Arrestato il potente boss del narcotraffico Rafael Caro Quintero, uno dei più pericolosi criminali al mondo.
La sua vita è stata raccontata da una serie di Netflix. A metà anni Ottanta l’omicidio di un agente antidroga americano gli era costata una condanna pesantissima. Ma poi era riuscito a uscire di galera grazie a un cavillo, riprendendo i suoi vecchi traffici con la droga.
Fuga finita per Rafael Caro Quintero, il famigerato signore della droga messicano. Le forze della sicurezza messicana hanno catturato il boss del narcotraffico, «il più ricercato» dall’Fbi come lo hanno definito i funzionari statunitensi e mass media del Messico.
Quintero, 69 anni, uno degli storici «nemici pubblici» della Dea, vale a dire la Drug Enforcement Administration, l’agenzia antidroga americana, è stato scovato grazie a un cane di nome Max. Il re della droga si trovava nascosto in un albergo nella città di San Simon, nello stato di Sinaloa. Gli Stati Uniti, per bocca del procuratore generale Merrick Garland, hanno già fatto sapere che chiederanno l’estradizione immediata.
Tra le altre cose Quintero, è responsabile di aver torturato e ucciso un agente della Dea nel 1985. La vicenda del narcotrafficante è stata raccontata nella serie ‘Narcos’ su Netflix. A prestare il proprio volto al signore della droga è stato l’attore Tenoch Huerta.

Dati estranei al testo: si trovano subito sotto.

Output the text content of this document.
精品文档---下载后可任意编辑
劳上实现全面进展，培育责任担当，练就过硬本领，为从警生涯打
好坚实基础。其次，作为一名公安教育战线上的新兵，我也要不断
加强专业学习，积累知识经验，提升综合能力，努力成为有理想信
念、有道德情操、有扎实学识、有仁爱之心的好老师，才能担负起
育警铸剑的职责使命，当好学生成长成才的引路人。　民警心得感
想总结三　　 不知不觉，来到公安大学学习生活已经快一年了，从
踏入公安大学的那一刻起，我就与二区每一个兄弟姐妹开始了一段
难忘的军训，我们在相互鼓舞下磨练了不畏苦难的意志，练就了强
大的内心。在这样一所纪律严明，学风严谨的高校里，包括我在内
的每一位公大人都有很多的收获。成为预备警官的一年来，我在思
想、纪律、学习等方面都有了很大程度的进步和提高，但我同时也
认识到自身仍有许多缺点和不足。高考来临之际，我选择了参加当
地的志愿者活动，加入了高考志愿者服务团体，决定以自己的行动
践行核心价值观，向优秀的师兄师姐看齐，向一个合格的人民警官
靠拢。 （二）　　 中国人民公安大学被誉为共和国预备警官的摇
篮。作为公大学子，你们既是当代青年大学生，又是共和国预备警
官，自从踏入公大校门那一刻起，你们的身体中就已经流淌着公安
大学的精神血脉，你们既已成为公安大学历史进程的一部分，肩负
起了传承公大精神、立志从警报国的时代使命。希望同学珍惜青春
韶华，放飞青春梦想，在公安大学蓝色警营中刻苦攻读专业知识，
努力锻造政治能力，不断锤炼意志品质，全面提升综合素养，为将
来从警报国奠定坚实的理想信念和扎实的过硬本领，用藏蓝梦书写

Durante l’operazione che ha portato alla cattura di Quintero un elicottero Blackhawk della marina messicana si è schiantato al suolo nello stato di Sinaloa. Nel tremendo impatto avvenuto nei pressi della città costiera di Los Mochis sono morte quattordici persone a bordo. Lo ha reso noto la Marina messicana, per la quale non sembra che l’incidente fosse legato alla cattura del narcotrafficante. Sullo schianto dell’elicottero è stata aperta una inchiesta.
Rafael Caro Quintero è diventato celebre per essere il co-fondatore del cartello ‘Guadalajara’, una delle più potenti organizzazioni criminali del traffico di droga dell’America Latina negli anni Ottanta.
Già condannato a 40 anni, è uscito di galera nel 2013 dopo aver scontato 28 anni di carcere. Il motivo? Questioni tecniche sollevate da un giudice messicano. Annullata così la sua condanna a 40 anni per aver rapito, torturato e ucciso nel 1985 l’agente della Dea Enrique «Kiki» Camarena.
Dopo il rilascio e prima che la Corte suprema confermasse la sua sentenza, il pericoloso boss si era già dileguato riprendendo a gestire i traffici di droga e scatenando feroci lotte tra gruppi di narcos rivali.